Das Problem an einer verstärkten Polizeipräsenz ist aber die Tatsache, dass sie sich schnell herumspricht. Die Tuning-Szene spielt an diesem Samstagabend Katz’ und Maus mit der Polizei. „Die warten in den Seitenstraßen, bis wir wieder weg sind“, stellt Haider lakonisch fest.

Es sind mehr Medienvertreter als Autofahrer unterwegs

Tatsächlich sind bis 24 Uhr mehr Medienvertreter als kontrollierte Autofahrer zu beobachten. Zwei Kamera-Teams, eine Radioreporterin und zahlreiche Print-Kollegen sollen transportieren, dass OB Kuhn jetzt aber wirklich ernst macht.

Nach Mitternacht wird es dann endlich ein wenig unterhaltsam. Ein roter Ferrari mit Böblinger Kennzeichen wird gleichzeitig mit einem Golf aus dem Verkehr gezogen. Der Ferrari war der Polizei zu laut, der Golf war nicht verkehrssicher genug. Der Ferrari-Fahrer ist zuerst nicht sehr begeistert, als er seinen Schlüssel abgeben muss. „Die kontrollieren doch nur wegen des Unfalls am vergangenen Wochenende, das ist voll übertrieben, das ist keine nachträglich eingebaute Auspuffanlage“, sagt der Fahrer. Später fragt er den Polizisten, der ihn aus dem Verkehr gezogen hat, ob er KFZ-Meister sei oder wie so er sich so gut auskenne. Und ehe der Abschleppdienst kommt, versucht er noch ganz lässig die Schönheiten aus dem Calwer Golf abzuschleppen. „Sollen wir nicht alle zusammen noch ein bisschen weggehen?“ Die Golf-Gang verneint dankend, eine Dame lässt sich aber immerhin noch auf der Motorhaube des Ferraris ablichten. „Wir wollten heute Abend doch nur die Scheidung meiner Freundin feiern und dann ist hier so viel Polizei“, so eine andere Golf-Insassin.

Ein Taxi-Fahrer ist ohne Fahrerlaubnis unterwegs

Haider, der seit 15 Jahren die Stuttgarter Verkehrspolizei leitet, ist diese Reaktion sehr recht. „Wir müssen der Tuning-Szene die Straße so unattraktiv wie möglich machen.

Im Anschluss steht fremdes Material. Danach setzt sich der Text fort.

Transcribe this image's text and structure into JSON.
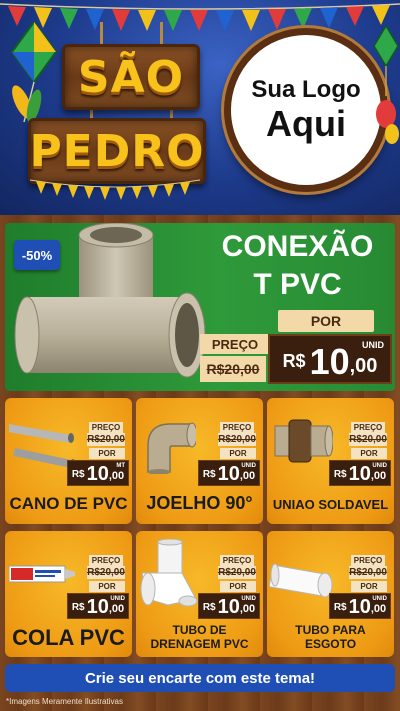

Es muss sich bis nach Göppingen und Waiblingen herumsprechen, dass es sich nicht lohnt, mit einem aufgemotzten Auto auf die Theodor-Heuss-Straße zu kommen“, so Haider. Das Versteckspiel der Raser zu Beginn des Abends zeigt aber auch, dass die Polizeikontrollen kein Allheilmittel sind. Im schlimmsten Fall warten die PS-Protzer in einer Seitenstraße, bis die Beamten wieder abgezogen sind. „Unsere Maßnahmen sind endlich. Bei der Theodor-Heuss-Straße hilft eigentlich nur noch eine bauliche Veränderung“, sagt Haider und ergänzt, das er von Tempo 30 und den Blitzgeräten viel halten würde.

Kurz vor dem Ende der Polizeiaktion fährt ein Cayenne-Fahrer einem Taxi hinten rein. Bei der Kontrolle wird festgestellt, dass der Taxifahrer vor einiger Zeit seinen Führerschein abgeben musste. „Der ist nun ein doppeltes Opfer der Tuning-Szene geworden“, sagt Haider, und lächelt zum ersten Mal an diesem Abend.